Employee Misclassification – Shareholders and Officers
Avoid Employee Misclassification in naming shareholders and officers.

I received another question on the pitfalls of misclassifying employees. In California, there was a company that had been advising employers to exploit a loophole in the labor code to avoid their workers comp obligations by classifying workers as shareholders and corporate officers.
Premium Auditors are trained to look for and recognize shareholders and officers that should not be listed as such in your worker’s compensation policy or company records. In other words, this type of employee designation causes auditors to disallow any shareholders or officers exemptions from the payroll records. In the short-term this may have worked, but in the long term the method failed often and left the employer with an unexpectedly large premium audit bill.
In most states, shareholders and corporate officers are exempted from the remuneration (payroll) figures for employers. Giving a rank-and-file employee a position title such as Vice President or any executive title does not guarantee an automatic exemption. If any company gives you advice to try this method, please avoid them at all costs. This is very illegal. The company in California that was giving this advice is being pursued very heavily by the California Attorney General.

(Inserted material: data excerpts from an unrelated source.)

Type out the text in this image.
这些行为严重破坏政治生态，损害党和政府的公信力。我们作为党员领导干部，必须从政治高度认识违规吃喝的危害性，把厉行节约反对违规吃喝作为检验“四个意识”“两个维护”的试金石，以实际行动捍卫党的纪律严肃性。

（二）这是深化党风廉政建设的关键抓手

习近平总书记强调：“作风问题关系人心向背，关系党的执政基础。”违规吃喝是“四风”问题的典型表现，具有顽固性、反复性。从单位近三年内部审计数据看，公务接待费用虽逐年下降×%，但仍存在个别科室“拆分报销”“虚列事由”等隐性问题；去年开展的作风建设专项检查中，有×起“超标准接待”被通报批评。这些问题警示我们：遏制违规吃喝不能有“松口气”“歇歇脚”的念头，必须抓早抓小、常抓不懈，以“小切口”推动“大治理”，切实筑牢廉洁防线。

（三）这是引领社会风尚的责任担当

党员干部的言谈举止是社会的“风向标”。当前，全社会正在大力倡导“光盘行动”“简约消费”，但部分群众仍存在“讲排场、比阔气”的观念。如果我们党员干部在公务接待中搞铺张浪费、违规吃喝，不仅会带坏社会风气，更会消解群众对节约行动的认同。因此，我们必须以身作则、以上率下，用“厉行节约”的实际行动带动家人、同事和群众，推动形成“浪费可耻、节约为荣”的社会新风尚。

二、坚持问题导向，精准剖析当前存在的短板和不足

We would never advise a company to try this method. The Workers Comp premium auditor will catch this at the end of the policy year, so the advice to try this method is basically worthless. The only money earned by this method is the advisory company getting paid for useless advice.
As we have mentioned in the last two posts, there is nothing wrong with questioning or disputing the workers comp classification codes or anything else in an employer’s workers compensation policy or premium audit. This is allowed by your Workers Comp policy.